What I can't figure out is how to elegantly handle the fact that these data change requests could apply to dozens of different tables with differing table column definitions. I would like to give the customer users making these data change requests a convenient way to enter their proposed record additions/modifications directly into CRUD screens that look very much like the reference table CRUD screens they don't have write/delete permissions for (with an additional text explanation and perhaps request priority field). I would also like to give the global admins a tool that allows them to view all the outstanding data change requests for the users they oversee sorted by date requested or user/date requested. Upon selecting a data change request record off the list, the admin would be directed to another CRUD screen that would be populated with the fields the customer users requested for the new/modified industry standard reference table record along with customer's text explanation, the request status and the text resolution explanation field. At this point the admin could accept/edit/reject the requested change and if accepted the affected industry standard reference file would be automatically updated with the appropriate fields and the data change request record's status, text resolution explanation and resolution datetime would all also be appropriately updated.
However, I want to keep the actual production reference tables as simple as possible and free from these extraneous and typically null customer change request fields. I'd also like the data change request file to aggregate all data change requests across all the reference tables yet somehow "point to" the specific reference table and primary key in question for modification & deletion requests or the specific reference table and associated customer user entered field values in question for record creation requests.
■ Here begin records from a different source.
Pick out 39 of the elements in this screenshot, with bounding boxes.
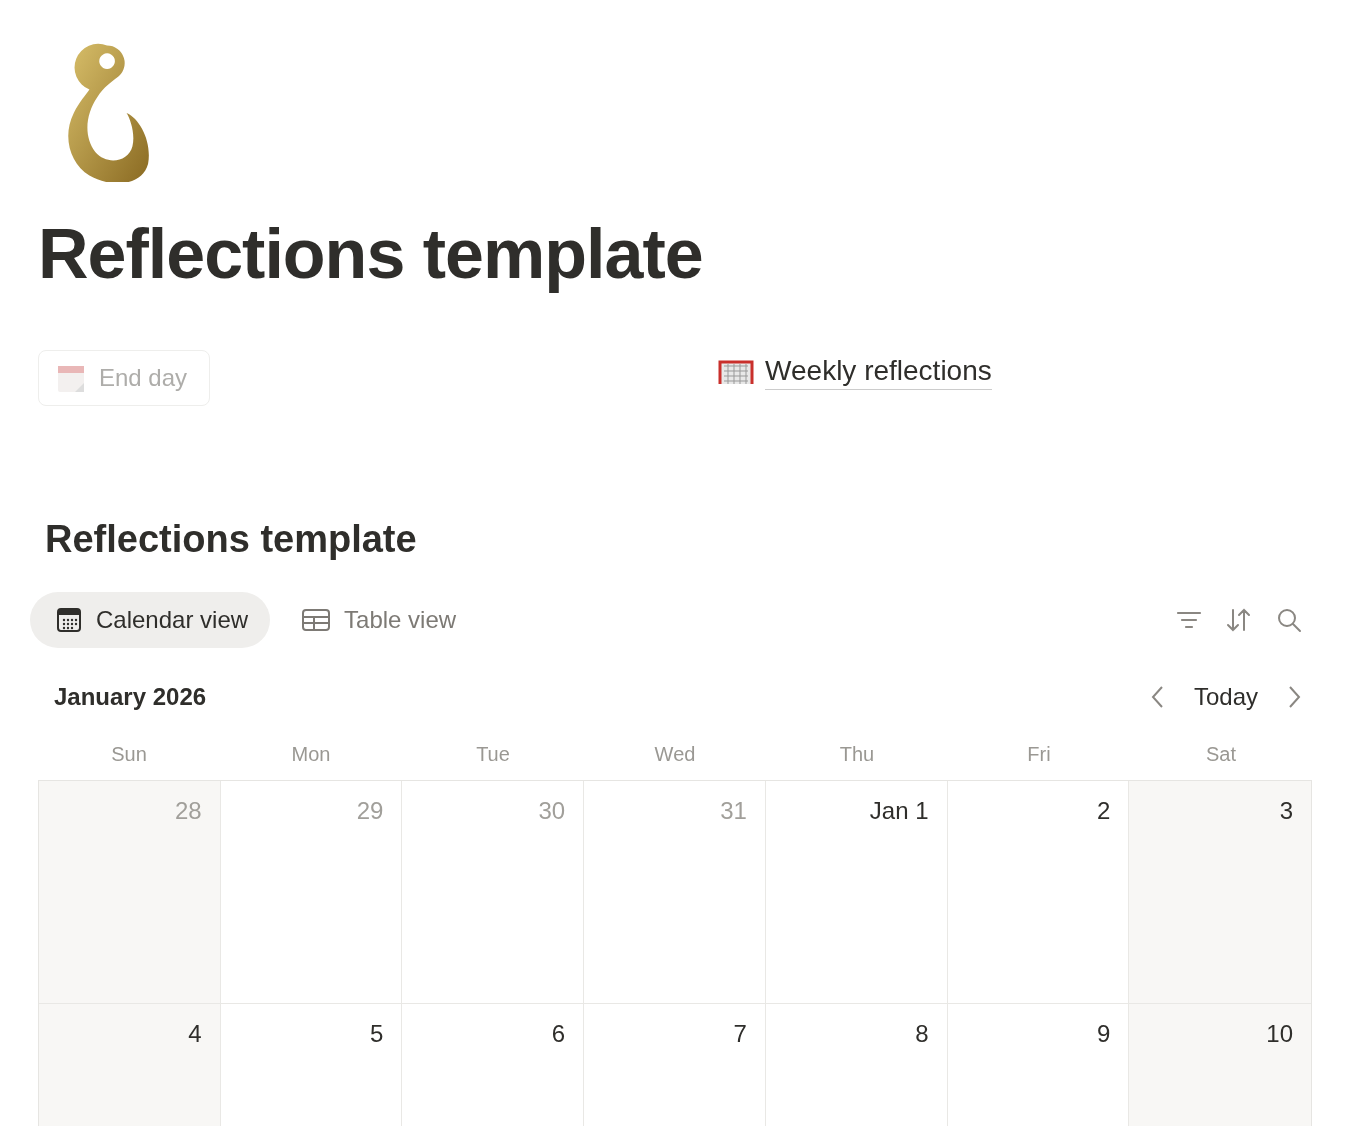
day-number: 30 xyxy=(538,796,566,825)
day-cell[interactable]: 10 xyxy=(1129,1003,1311,1126)
day-number: 28 xyxy=(175,796,202,825)
view-tab[interactable]: Calendar view xyxy=(30,591,271,648)
search-icon[interactable] xyxy=(1276,606,1302,633)
day-number: 5 xyxy=(370,1019,384,1048)
day-number: 7 xyxy=(733,1019,747,1048)
day-cell[interactable]: Jan 1 xyxy=(765,780,948,1004)
weekday-label: Sat xyxy=(1205,742,1237,767)
weekday-label: Mon xyxy=(290,742,332,767)
day-number: 2 xyxy=(1096,796,1111,825)
day-number: Jan 1 xyxy=(869,796,929,825)
calendar-icon xyxy=(57,363,85,393)
day-cell[interactable]: 3 xyxy=(1129,780,1311,1004)
calendar-icon xyxy=(56,606,82,633)
day-number: 3 xyxy=(1279,796,1293,825)
weekday-label: Wed xyxy=(653,742,697,767)
weekday-label: Fri xyxy=(1026,742,1052,767)
weekday-label: Tue xyxy=(475,742,511,767)
day-number: 29 xyxy=(356,796,384,825)
day-number: 31 xyxy=(720,796,747,825)
table-icon xyxy=(302,608,331,631)
month-title: January 2026 xyxy=(54,682,207,711)
day-number: 6 xyxy=(551,1019,566,1048)
day-cell[interactable]: 4 xyxy=(39,1003,221,1126)
goal-net-icon xyxy=(717,358,756,386)
weekly-reflections-link[interactable]: Weekly reflections xyxy=(717,354,992,390)
day-number: 9 xyxy=(1096,1019,1111,1048)
day-number: 10 xyxy=(1266,1019,1293,1048)
page-title: Reflections template xyxy=(38,216,704,293)
weekday-label: Thu xyxy=(838,742,876,767)
view-tab[interactable]: Table view xyxy=(276,591,479,648)
day-number: 4 xyxy=(188,1019,202,1048)
sort-icon[interactable] xyxy=(1226,606,1252,633)
weekday-label: Sun xyxy=(110,742,148,767)
day-number: 8 xyxy=(915,1019,929,1048)
day-cell[interactable]: 2 xyxy=(947,780,1130,1004)
database-title: Reflections template xyxy=(45,519,418,561)
today-button[interactable]: Today xyxy=(1187,682,1264,711)
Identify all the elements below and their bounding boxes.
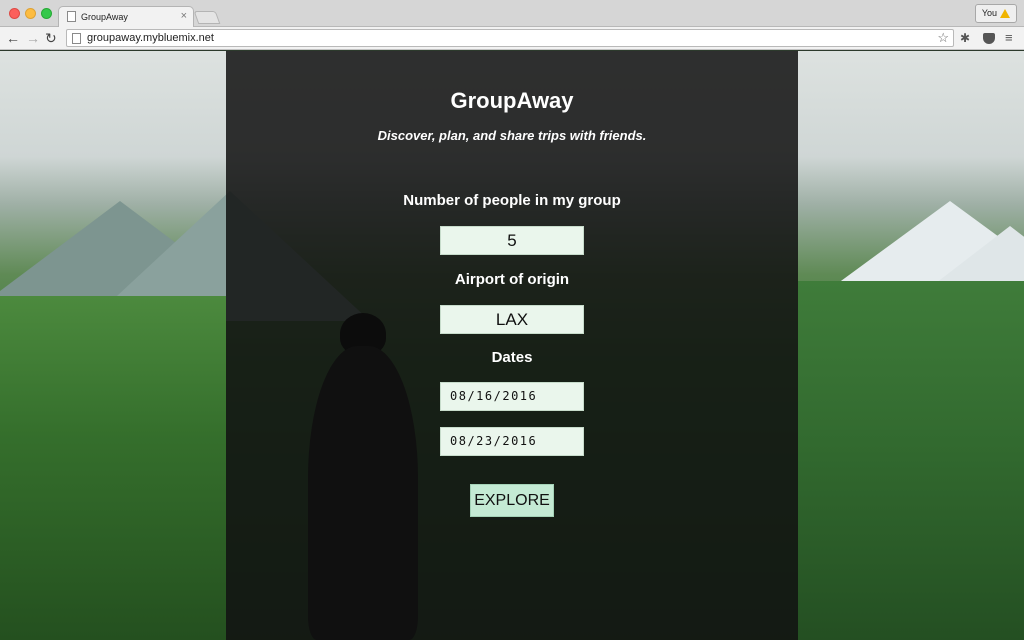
page-body: GroupAway Discover, plan, and share trip… (0, 51, 1024, 640)
page-title: GroupAway (450, 88, 574, 113)
tab-title: GroupAway (81, 12, 128, 22)
background-forest (798, 281, 1024, 640)
background-forest (0, 296, 226, 640)
menu-icon[interactable]: ≡ (1005, 30, 1013, 46)
address-bar[interactable]: groupaway.mybluemix.net ☆ (66, 29, 954, 47)
page-icon (72, 33, 81, 44)
origin-airport-input[interactable]: LAX (440, 305, 584, 334)
url-text: groupaway.mybluemix.net (87, 32, 214, 44)
tab-close-icon[interactable]: × (181, 10, 187, 22)
profile-label: You (981, 8, 997, 18)
page-tagline: Discover, plan, and share trips with fri… (377, 128, 647, 143)
extension-puzzle-icon[interactable]: ✱ (960, 30, 970, 46)
window-minimize-button[interactable] (25, 8, 36, 19)
forward-arrow-icon[interactable]: → (26, 30, 40, 46)
reload-icon[interactable]: ↻ (45, 30, 57, 46)
bookmark-star-icon[interactable]: ☆ (937, 30, 949, 46)
window-close-button[interactable] (9, 8, 20, 19)
people-label: Number of people in my group (403, 192, 621, 209)
start-date-input[interactable]: 08/16/2016 (440, 382, 584, 411)
profile-button[interactable]: You (974, 4, 1017, 23)
browser-titlebar: GroupAway × You (0, 0, 1024, 28)
pocket-icon[interactable] (983, 33, 995, 44)
background-figure (308, 346, 418, 640)
end-date-input[interactable]: 08/23/2016 (440, 427, 584, 456)
window-maximize-button[interactable] (41, 8, 52, 19)
explore-button[interactable]: EXPLORE (470, 484, 554, 517)
browser-toolbar: ← → ↻ groupaway.mybluemix.net ☆ ✱ ≡ (0, 27, 1024, 50)
people-count-input[interactable]: 5 (440, 226, 584, 255)
warning-icon (1000, 9, 1010, 18)
origin-label: Airport of origin (454, 271, 570, 288)
new-tab-button[interactable] (193, 11, 221, 24)
dates-label: Dates (491, 349, 533, 366)
back-arrow-icon[interactable]: ← (6, 30, 20, 46)
page-icon (67, 11, 76, 22)
browser-tab[interactable]: GroupAway × (58, 6, 194, 28)
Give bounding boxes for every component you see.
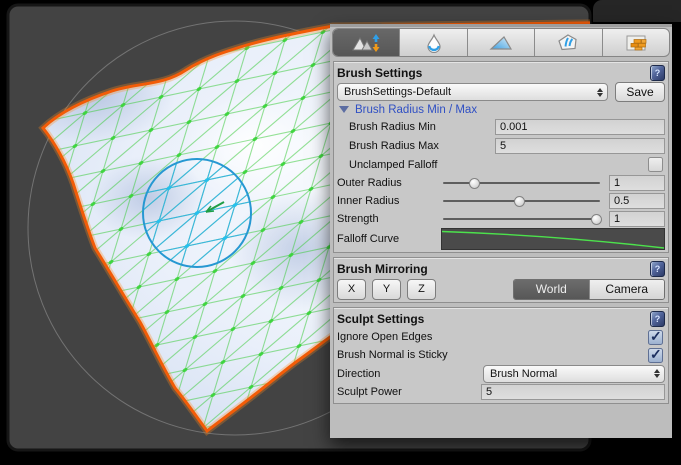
ignore-open-edges-checkbox[interactable] [648,330,663,345]
section-sculpt-settings: Sculpt Settings Ignore Open Edges Brush … [333,307,669,404]
mirror-space-camera[interactable]: Camera [590,280,665,299]
slider-handle[interactable] [591,214,602,225]
tab-sculpt[interactable] [333,29,400,56]
brush-normal-sticky-label: Brush Normal is Sticky [337,349,448,361]
mirror-z-button[interactable]: Z [407,279,436,300]
tab-texture[interactable] [603,29,669,56]
inner-radius-slider[interactable] [441,192,602,210]
tool-tab-bar [332,28,670,57]
foldout-label: Brush Radius Min / Max [355,104,477,116]
brush-radius-min-label: Brush Radius Min [337,121,495,133]
foldout-triangle-icon [339,106,349,113]
brush-radius-max-field[interactable]: 5 [495,138,665,154]
background-window-corner [593,0,681,22]
mirror-y-button[interactable]: Y [372,279,401,300]
inner-radius-field[interactable]: 0.5 [609,193,665,209]
save-button[interactable]: Save [615,82,665,102]
falloff-curve-field[interactable] [441,228,665,250]
mirror-space-toggle: World Camera [513,279,665,300]
outer-radius-slider[interactable] [441,174,602,192]
brush-radius-foldout[interactable]: Brush Radius Min / Max [337,102,665,117]
strength-slider[interactable] [441,210,602,228]
polybrush-panel: Brush Settings BrushSettings-Default Sav… [330,24,672,438]
tab-smooth[interactable] [400,29,467,56]
brush-settings-title: Brush Settings [337,66,650,80]
inner-radius-label: Inner Radius [337,195,441,207]
section-brush-mirroring: Brush Mirroring X Y Z World Camera [333,257,669,303]
brush-preset-dropdown[interactable]: BrushSettings-Default [337,83,608,101]
slider-handle[interactable] [514,196,525,207]
outer-radius-label: Outer Radius [337,177,441,189]
unclamped-falloff-checkbox[interactable] [648,157,663,172]
texture-bricks-icon [624,33,648,53]
smooth-droplet-icon [422,33,446,53]
falloff-curve-label: Falloff Curve [337,233,441,245]
sculpt-mountain-icon [351,33,381,53]
brush-preset-value: BrushSettings-Default [344,86,593,98]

Does anybody have any ideas of how to design something like this effectively? Is there a cleaner, simpler way I am missing?
Option 1
If preserving the base tables is important then I would create a "change details" table as a child to your change request table. I'm envisioning something like
ChangeID
TableName
TableKeyValue
FieldName
ProposedValue
Add/Change/Delete Indicator
So you'd have a row in this table for every proposed field change. The challenge in this scenario is maintaining the mapping of TableName and FieldName values to the actual tables and fields. If your database structure if fairly static then this may not be an issue.
Option 2
Add a ChangeID field to each of your base tables. When a change is proposed add a record to the base table with the ChangeID populated. So as an example if you have a Company table, for a single company you could have multiple records:
CompanyCode ChangeID CompanyName CompanyAddress
----------- -------- ----------- --------------
COMP1 My Company Boston <-- The "live" record
COMP1 1 New Name Boston <-- A proposed change
When the admin commits the change the existing live record is deleted or archived and the ChangeID value is removed from the proposed record making it the live record. It may be a little tricky to handle proposed deletions with this option. This option also has the potential for impacting performance of selecting live data for normal usage. However it does save you the hassle of maintaining a list of table names and field names somewhere in your code.
I'm sure others will have some opinions!